No, no, and no. The "community" (I hate that word) is not the reason d'etre for Drupal or the reason why anybody would develop for it. The reason is to get stuff done for our own needs. You are free to use it, too. But that's it.
Gerard,
This is shocking for me to read. Seriously. I neve intended to offend people with my lame jokes about geekatude but this comment is ... well ... wow.
Don't be shocked - there is no overall agreement about what this project is or whom it is for. Gerhard has his opinions. I happen to disagree with him that "The "community" (I hate that word) is not the reason d'etre for Drupal or the reason why anybody would develop for it." - but I get to have my own opinion.
But most activist community sites in the US are going the route of Scoop. It took just one person, who happens to be also the owner of the largest political community site in the US, to make the decision of Drupal vs. Scoop and he went the route of Scoop for 2 reasons : it's support and vendor communities.
This doesn't mean that Scoop is a better product, that it has better support or that there is a stronger vendor community. From what I could tell Kos went with Scoop because people in his social network thought it would be a good idea.
Do you see a pattern here?
well yes this is the description of a pattern - but I'm not sure where the data is coming from. We all have our perceptions of where thing are going. In my view Scoop is a minor player (in terms of market acceptance)
Scoop, MovableType and WordPress are gaining big chunks of market share (especially in publishing) in the US while Drupal/CivicSpace is on tentative ground due in part to the dichotomy between the development and the marketing of Drupal.
I'm not sure how you arrive at "Drupal/CivicSpace is on tentative ground"... MoveableType - Drupal is not - yet.

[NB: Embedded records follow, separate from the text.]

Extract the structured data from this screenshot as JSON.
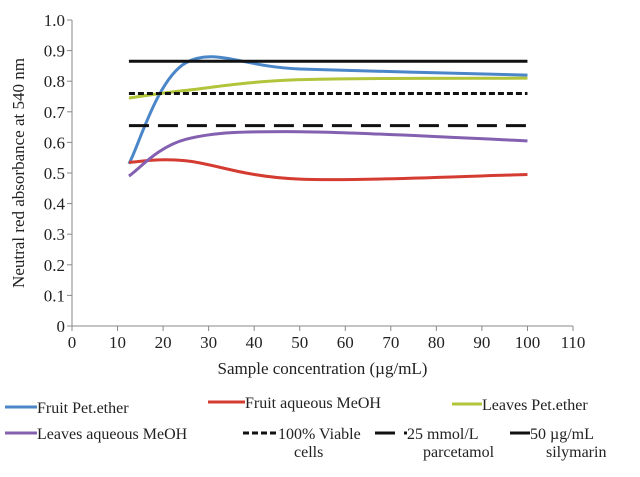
{
  "chart_data": {
    "type": "line",
    "xlabel": "Sample concentration (µg/mL)",
    "ylabel": "Neutral red absorbance at 540 nm",
    "xlim": [
      0,
      110
    ],
    "ylim": [
      0,
      1.0
    ],
    "xticks": [
      0,
      10,
      20,
      30,
      40,
      50,
      60,
      70,
      80,
      90,
      100,
      110
    ],
    "yticks": [
      "0",
      "0.1",
      "0.2",
      "0.3",
      "0.4",
      "0.5",
      "0.6",
      "0.7",
      "0.8",
      "0.9",
      "1.0"
    ],
    "grid": false,
    "legend_position": "bottom",
    "series": [
      {
        "name": "Fruit Pet.ether",
        "color": "#4a86c8",
        "style": "solid",
        "x": [
          12.5,
          25,
          50,
          100
        ],
        "y": [
          0.53,
          0.86,
          0.84,
          0.82
        ]
      },
      {
        "name": "Fruit aqueous MeOH",
        "color": "#d43c32",
        "style": "solid",
        "x": [
          12.5,
          25,
          50,
          100
        ],
        "y": [
          0.535,
          0.54,
          0.48,
          0.495
        ]
      },
      {
        "name": "Leaves Pet.ether",
        "color": "#b2c43a",
        "style": "solid",
        "x": [
          12.5,
          25,
          50,
          100
        ],
        "y": [
          0.745,
          0.77,
          0.805,
          0.81
        ]
      },
      {
        "name": "Leaves aqueous MeOH",
        "color": "#8360b0",
        "style": "solid",
        "x": [
          12.5,
          25,
          50,
          100
        ],
        "y": [
          0.49,
          0.61,
          0.635,
          0.605
        ]
      },
      {
        "name": "100% Viable cells",
        "color": "#111111",
        "style": "dotted",
        "x": [
          12.5,
          100
        ],
        "y": [
          0.76,
          0.76
        ]
      },
      {
        "name": "25 mmol/L parcetamol",
        "color": "#111111",
        "style": "dashed",
        "x": [
          12.5,
          100
        ],
        "y": [
          0.655,
          0.655
        ]
      },
      {
        "name": "50 µg/mL silymarin",
        "color": "#111111",
        "style": "solid-thick",
        "x": [
          12.5,
          100
        ],
        "y": [
          0.865,
          0.865
        ]
      }
    ],
    "legend": [
      {
        "series": 0,
        "lines": [
          "Fruit Pet.ether"
        ]
      },
      {
        "series": 1,
        "lines": [
          "Fruit aqueous MeOH"
        ]
      },
      {
        "series": 2,
        "lines": [
          "Leaves Pet.ether"
        ]
      },
      {
        "series": 3,
        "lines": [
          "Leaves aqueous MeOH"
        ]
      },
      {
        "series": 4,
        "lines": [
          "100% Viable",
          "cells"
        ]
      },
      {
        "series": 5,
        "lines": [
          "25 mmol/L",
          "parcetamol"
        ]
      },
      {
        "series": 6,
        "lines": [
          "50 µg/mL",
          "silymarin"
        ]
      }
    ]
  }
}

I am the only blogger from the top 100 moving to CivicSpace at the moment. MediaGirl runs a Drupal site (not CivicSpace). Bob Brigham of Swing State Project (another top 100) started a site on CivicSpace but that's another short-term campaign site. In this case the campaign is www.scalito.org. He was converted to CivicSpace in part by me. Epluribus Media, a citizen journalism site that came out of DailyKos, has 2 sites running : one on Scoop for their research work and the other one on CivicSpace for their blogging. They were converted to CivicSpace in part by Lynn Siprelle.
if the goal is to move Drupal into the top 100 blog sites then we should do that - in my view it would be pretty easy. That isn't the goal of this community (I don't think that is on many people's radar).
Yeah, a lot of you call blogs hype and all that; but the reality is that blogging is here to stay. If anything, you are poised to get more development resources with long-term political community sites than short-term campaigns because you'll have people who've had enough time to understand the product --even if they were not developers .
So your disregard about community in creating a community and content platform is troubling.
So I think that your point of view is interesting and worthwhile - but I'm not sure that I buy into all your assumptions and metrics.